La chiave per rafforzare il proprio brand, stando alle dichiarazioni del CEO Satya Nadella, è il metaverso. Con questo termine si intende lo spazio virtuale che viene condiviso da utenti connessi online, i quali possono interagire tra di loro creando un proprio avatar.

Per esempio, Meta e Oculus, una società che produce visori VR (Realtà Virtuale), recentemente hanno collaborato per la creazione di Horizon Workrooms, un’applicazione che permette alle persone di riunirsi e lavorare nella stessa stanza virtuale in 3D. Microsoft, invece, ha osservato lo sviluppo di numerose comunità di gamer e per Activision si è stimata una media mensile di circa 400 milioni di user attivi. Secondo alcuni analisti ci si attende che su piattaforme di gioco virtuale (o metaversi) come Minecraft, sviluppata dalla software house Mojang di Microsoft, entro il 2024 i videogiocatori trascorreranno più tempo nel nuovo universo in 3D rispetto al tradizionale mondo in 2D.

Si tratta inoltre di un futuro dell’industria che potrebbe continuare a stabilizzare i flussi di cassa del business, sostituendo progressivamente gli acquisti una tantum nei negozi fisici con le sottoscrizioni online effettuate su base periodica. In particolare, il dispositivo digitale più utilizzato è lo smartphone: l’anno scorso, la spesa su mobile per i videogiochi ha raggiunto i 93,2 miliardi di dollari, ovvero più degli 87,1 miliardi per i giochi per console e computer.

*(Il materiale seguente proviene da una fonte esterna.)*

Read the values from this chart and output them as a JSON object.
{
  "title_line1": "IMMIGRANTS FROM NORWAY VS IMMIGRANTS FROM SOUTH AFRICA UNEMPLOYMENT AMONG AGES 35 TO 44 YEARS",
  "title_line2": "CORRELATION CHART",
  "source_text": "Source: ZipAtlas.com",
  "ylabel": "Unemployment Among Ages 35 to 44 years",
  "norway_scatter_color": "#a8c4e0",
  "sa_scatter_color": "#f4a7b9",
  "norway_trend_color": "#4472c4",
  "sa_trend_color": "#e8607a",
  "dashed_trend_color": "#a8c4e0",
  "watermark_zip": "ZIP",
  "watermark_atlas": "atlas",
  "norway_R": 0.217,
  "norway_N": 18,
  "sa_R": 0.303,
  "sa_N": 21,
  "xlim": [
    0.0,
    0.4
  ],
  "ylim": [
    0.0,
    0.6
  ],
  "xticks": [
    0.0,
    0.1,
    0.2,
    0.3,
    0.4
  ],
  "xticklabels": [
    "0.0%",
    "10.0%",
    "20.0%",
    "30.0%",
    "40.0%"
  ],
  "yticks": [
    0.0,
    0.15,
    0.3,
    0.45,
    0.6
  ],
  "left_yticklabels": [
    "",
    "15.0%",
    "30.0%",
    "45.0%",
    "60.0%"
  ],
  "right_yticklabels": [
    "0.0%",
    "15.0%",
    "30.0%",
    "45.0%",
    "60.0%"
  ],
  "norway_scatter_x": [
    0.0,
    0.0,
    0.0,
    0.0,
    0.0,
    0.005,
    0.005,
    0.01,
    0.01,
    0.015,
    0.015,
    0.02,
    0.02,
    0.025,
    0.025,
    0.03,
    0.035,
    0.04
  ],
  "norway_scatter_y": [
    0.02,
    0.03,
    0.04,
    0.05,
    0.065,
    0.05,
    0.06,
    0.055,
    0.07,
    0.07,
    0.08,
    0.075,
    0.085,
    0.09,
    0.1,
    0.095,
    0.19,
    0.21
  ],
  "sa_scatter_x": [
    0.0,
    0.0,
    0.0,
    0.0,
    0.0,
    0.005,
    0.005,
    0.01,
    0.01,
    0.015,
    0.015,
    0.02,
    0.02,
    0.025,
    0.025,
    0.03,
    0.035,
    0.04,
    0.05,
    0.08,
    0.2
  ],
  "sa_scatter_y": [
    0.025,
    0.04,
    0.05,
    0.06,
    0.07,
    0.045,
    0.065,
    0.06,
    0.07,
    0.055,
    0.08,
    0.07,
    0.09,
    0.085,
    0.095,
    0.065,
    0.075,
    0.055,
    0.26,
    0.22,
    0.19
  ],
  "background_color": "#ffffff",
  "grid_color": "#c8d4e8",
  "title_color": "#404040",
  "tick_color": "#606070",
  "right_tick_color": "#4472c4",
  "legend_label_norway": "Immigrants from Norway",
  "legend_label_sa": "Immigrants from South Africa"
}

Microsoft, dunque, resta una delle protagoniste delle Big Tech statunitensi che possono contare ancora sulla propria forza competitiva, sulla diversificazione delle linee di business e sulla capacità di generare consistenti flussi di cassa da riutilizzare per sostenere la quotazione. Tuttavia resta da considerare, dall’altro lato, il ruolo dell’antitrust.

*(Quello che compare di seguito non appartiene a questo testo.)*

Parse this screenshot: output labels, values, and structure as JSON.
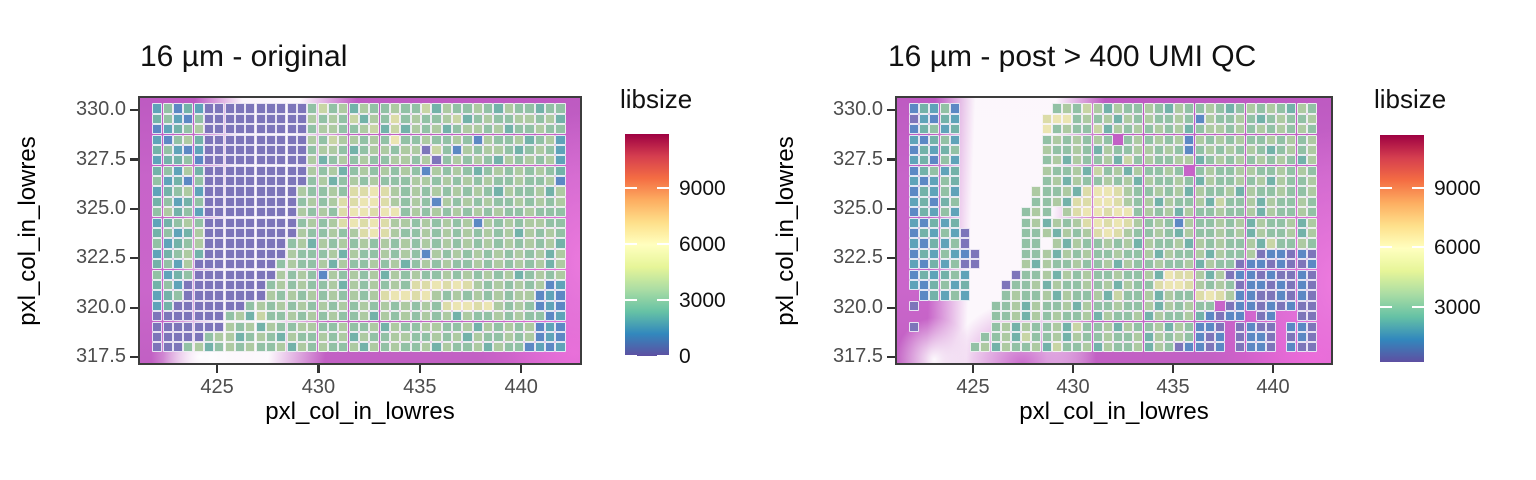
{
  "colors": {
    "bg_magenta": "#c764c9",
    "bg_pink_edge": "#f07ce0",
    "panel_border": "#3c3c3c",
    "tick_label": "#4d4d4d",
    "axis_text": "#000000",
    "cell_stroke": "rgba(250,247,253,0.85)",
    "bins": {
      "0": "#7d75ba",
      "1": "#5c88c4",
      "2": "#5fa3b9",
      "3": "#73b2a9",
      "4": "#92c1a5",
      "5": "#adcaa2",
      "6": "#c8d5a5",
      "7": "#dcdca8",
      "8": "#ebe5b2",
      "9": "#f2ecc2"
    },
    "spectral_top_to_bottom": [
      "#9e0142",
      "#d53e4f",
      "#f46d43",
      "#fdae61",
      "#fee08b",
      "#ffffbf",
      "#e6f598",
      "#abdda4",
      "#66c2a5",
      "#3288bd",
      "#5e4fa2"
    ]
  },
  "chart_data": [
    {
      "type": "heatmap",
      "title": "16 µm - original",
      "xlabel": "pxl_col_in_lowres",
      "ylabel": "pxl_col_in_lowres",
      "xlim": [
        421.1,
        443.0
      ],
      "ylim": [
        317.1,
        330.72
      ],
      "xticks": [
        "425",
        "430",
        "435",
        "440"
      ],
      "yticks": [
        "317.5",
        "320.0",
        "322.5",
        "325.0",
        "327.5",
        "330.0"
      ],
      "legend": {
        "title": "libsize",
        "ticks": [
          "0",
          "3000",
          "6000",
          "9000"
        ],
        "domain": [
          0,
          11900
        ]
      },
      "value_bins_approx_libsize": {
        "0": 400,
        "1": 1300,
        "2": 2000,
        "3": 2700,
        "4": 3400,
        "5": 4200,
        "6": 5000,
        "7": 5800,
        "8": 6600,
        "9": 7400
      },
      "grid": {
        "x0": 422.05,
        "y0": 330.09,
        "dx": 0.51,
        "dy": 0.526,
        "cols": 40,
        "rows": 24,
        "cells": [
          "2413200000000004645354454463544543544344",
          "3421400000000005454635474544563454455453",
          "1234500000000004554456363545345545344544",
          "2145300000000005465545484454454154453452",
          "3421200000000004554345545506415455434542",
          "2334100000000005345454455450454543545452",
          "3425300000000005453454545415454345454543",
          "4231400000000004534545444554545454454451",
          "2345200000000054454778754545454543544535",
          "3423400000000045457788754541545454454545",
          "4534200000000054547887884545454545445444",
          "2345400000000045457878755454545154545544",
          "3423500000000054454578754454545454535454",
          "4234500000000453545454545454545454545453",
          "2345300000000544453544545415454545454535",
          "3425000000004544535445453454544545454535",
          "4234000000005454154545354544545454534545",
          "3420000000045454453545454778787545454512",
          "2340000000054545454545788785454545455121",
          "2300000004545454545454545454788785454121",
          "0000000453644545454453545454535445454412",
          "0000000545354455445445354455445354545121",
          "0000045534543544545354455445453544545121",
          "0004534545445354544535454453544535441212"
        ]
      }
    },
    {
      "type": "heatmap",
      "title": "16 µm - post > 400 UMI QC",
      "xlabel": "pxl_col_in_lowres",
      "ylabel": "pxl_col_in_lowres",
      "xlim": [
        421.1,
        443.0
      ],
      "ylim": [
        317.1,
        330.72
      ],
      "xticks": [
        "425",
        "430",
        "435",
        "440"
      ],
      "yticks": [
        "317.5",
        "320.0",
        "322.5",
        "325.0",
        "327.5",
        "330.0"
      ],
      "legend": {
        "title": "libsize",
        "ticks": [
          "3000",
          "6000",
          "9000"
        ],
        "domain": [
          230,
          11660
        ]
      },
      "value_bins_approx_libsize": {
        "0": 500,
        "1": 1300,
        "2": 2000,
        "3": 2700,
        "4": 3400,
        "5": 4200,
        "6": 5000,
        "7": 5800,
        "8": 6600,
        "9": 7400
      },
      "grid": {
        "x0": 422.05,
        "y0": 330.09,
        "dx": 0.51,
        "dy": 0.526,
        "cols": 40,
        "rows": 24,
        "cells": [
          "13241.........45465354454354454345454354",
          "02132........788454535454454154454345445",
          "13423........845446354545453455454545454",
          "21342........4545454.4545451545454454545",
          "13234........544543544554541454545434545",
          "23142........453544536454455345454545435",
          "13423........54453645354454.454455445454",
          "21243........453544545354454354454535445",
          "13242.......5445378875445453544535445445",
          "23134.......4453778875453544536445354454",
          "13242......454.5788788454535445445354454",
          "21323......45354578787545415445453544535",
          "132420.....44535457875445435445453544535",
          "213240.....44.53544545354453545445364454",
          "1324210....44535454454453544535445011010",
          "2132400....53544544535445445354401101001",
          "132342....044535454454453877535011010010",
          "213423...0445354454535447887545401101010",
          ".13242...4544535445364453544787511001010",
          "0.......4453544535445445354544.011010100",
          "........4453545445354453544531011.01..00",
          "0.......45354453644535445354110.0100.110",
          ".......445364453544544535454101.0110.010",
          "......4535445364453544535401101.0110.100"
        ]
      }
    }
  ]
}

Negli USA sia la FTC (Federal Trade Commission) che la DOJ (Department of Justice Antitrust Division) di recente hanno dichiarato che nel 2022 revisioneranno le linee guida per valutare le aggregazioni aziendali nello spazio tech e, senza dubbio, una transazione di questa portata passerà sotto la lente di ingrandimento.